Lors de cette réalisation, la fabrication d’un « second original » refait l’expérience initiale de conception et éprouve ainsi les ruptures et incompatibilités prévues et imprévues tout en conservant l’intégrité de l’œuvre considérée. La conception de ce « second original » ne permet pas de préserver l’œuvre sur le long terme, puisqu’il est identique avec le « premier original »[7]. Toutefois, il autorise à nouveau l’exposition, de la même manière que l'autorise la copie d'exposition.
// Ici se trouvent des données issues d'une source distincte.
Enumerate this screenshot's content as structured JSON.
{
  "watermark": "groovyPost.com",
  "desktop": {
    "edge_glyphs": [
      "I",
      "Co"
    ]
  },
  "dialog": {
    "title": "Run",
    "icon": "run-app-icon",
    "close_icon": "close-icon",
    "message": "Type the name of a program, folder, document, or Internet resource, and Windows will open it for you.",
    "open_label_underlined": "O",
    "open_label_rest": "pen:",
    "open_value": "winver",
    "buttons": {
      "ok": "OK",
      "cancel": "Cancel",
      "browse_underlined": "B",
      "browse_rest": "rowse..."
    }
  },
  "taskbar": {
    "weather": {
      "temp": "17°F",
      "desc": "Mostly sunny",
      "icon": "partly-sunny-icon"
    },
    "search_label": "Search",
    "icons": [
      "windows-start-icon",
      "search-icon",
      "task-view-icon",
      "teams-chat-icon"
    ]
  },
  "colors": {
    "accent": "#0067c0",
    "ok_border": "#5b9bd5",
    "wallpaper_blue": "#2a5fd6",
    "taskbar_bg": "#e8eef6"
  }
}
Tout en réalisant une étape intermédiaire de conservation préventive précédant les stratégies de conservation curative, plus complexes et encore peu expérimentées pour certaines, il est enfin une pièce dans le puzzle d'un écosystème médiatique donné, un élément de lecture et de compréhension en regard des contextes médiatiques, techniques et culturels, qui n'apparaissent que lorsqu'ils dysfonctionnent.
Notes
- ↑ Cf. Stricot (M.) « Agir (et non pas réagir) » in: Archéologie des média, MCD #75, septembre/novembre 2014. Voir aussi : http://digitalis.litchio.com
- ↑ Le PAMAL est composé de Stéphane Bizet, Lionel Broye, Christophe Bruno, Lucille Calmel, Prune Galeazzi, Emilie Gervais, Emmanuel Guez, Marie Lechner, Morgane Stricot.
- ↑ Les œuvres étudiées sont Angelino d'Albertine Meunier, .jpg printing de Jacob Riddle, Counter de Grégory Chatonsky, Fascinum de Christophe Bruno, Les Secrets de Nicolas Frespech, DOEK d'Annie Abrahams et Jan de Weille et les Videotext Poems (œuvres pour Minitel) d'Eduardo Kac.
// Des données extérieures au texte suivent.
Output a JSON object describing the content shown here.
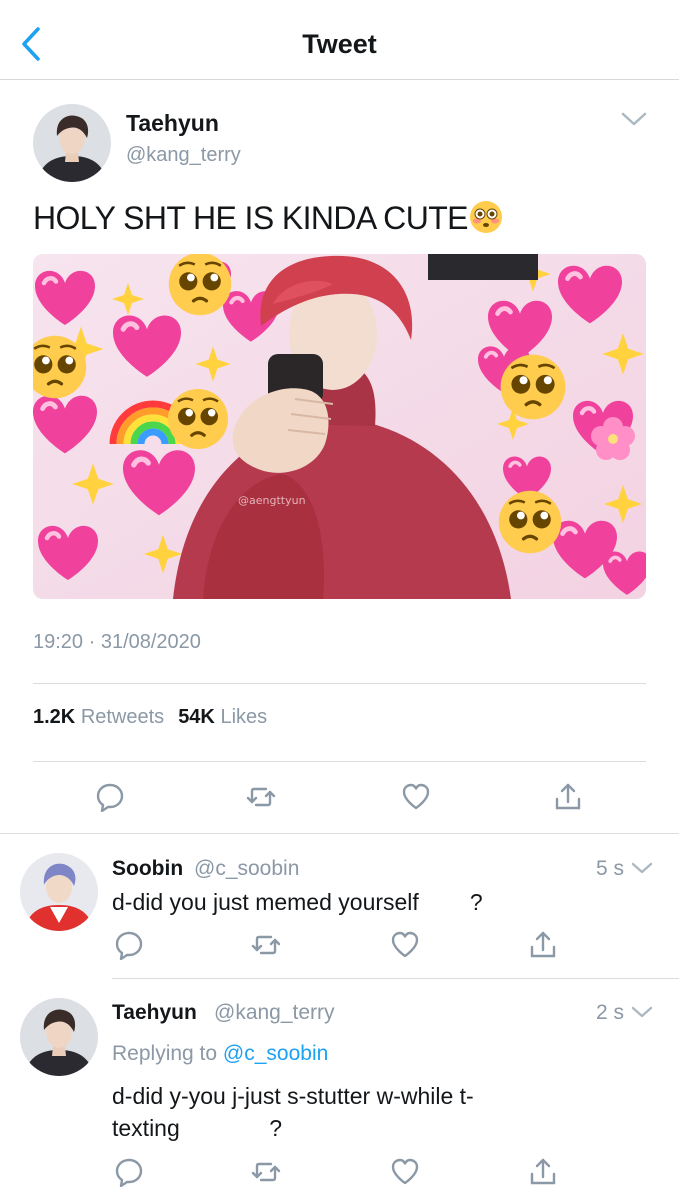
{
  "header": {
    "title": "Tweet",
    "back_icon": "chevron-left-icon",
    "accent": "#1da1f2"
  },
  "main_tweet": {
    "author_name": "Taehyun",
    "author_handle": "@kang_terry",
    "text": "HOLY SHT HE IS KINDA CUTE",
    "text_emoji": "flushed-face-emoji",
    "media_description": "red-haired boy in red hoodie covering mouth, surrounded by heart, sparkle, rainbow and pleading-face emojis",
    "media_watermark": "@aengttyun",
    "timestamp": "19:20 · 31/08/2020",
    "retweets_count": "1.2K",
    "retweets_label": "Retweets",
    "likes_count": "54K",
    "likes_label": "Likes",
    "actions": [
      "reply-icon",
      "retweet-icon",
      "like-icon",
      "share-icon"
    ]
  },
  "replies": [
    {
      "author_name": "Soobin",
      "author_handle": "@c_soobin",
      "age": "5 s",
      "text": "d-did you just memed yourself        ?"
    },
    {
      "author_name": "Taehyun",
      "author_handle": "@kang_terry",
      "age": "2 s",
      "replying_prefix": "Replying to ",
      "replying_to": "@c_soobin",
      "text_line1": "d-did y-you j-just s-stutter w-while t-",
      "text_line2": "texting              ?"
    }
  ]
}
- ↑ Une Convention de recherche permet d’établir clairement les conditions de réalisation d’un « second original » en accord avec (et la participation de) l’auteur et les éventuels propriétaires (privés ou publics).
- ↑ Se reporter, par exemple, à l'arrêt du développement de Flash Player pour iPhone et Android au bénéfice du HTML5.
- ↑ C'est le cas avec Rosetta (Mac_OS_X) chez Apple, qui a entraîné l’illisibilité d’un grand nombre de productions artistiques et littéraires.
- ↑ Certaines pièces fabriquées aujourd'hui, utilisées pour la réalisation d'un second original et dont la durée de vie nous est inconnue, pourraient cependant s'avérer plus fiables que les pièces d'origine (ex. : la re-fabrication d'anciennes cartes Arduino).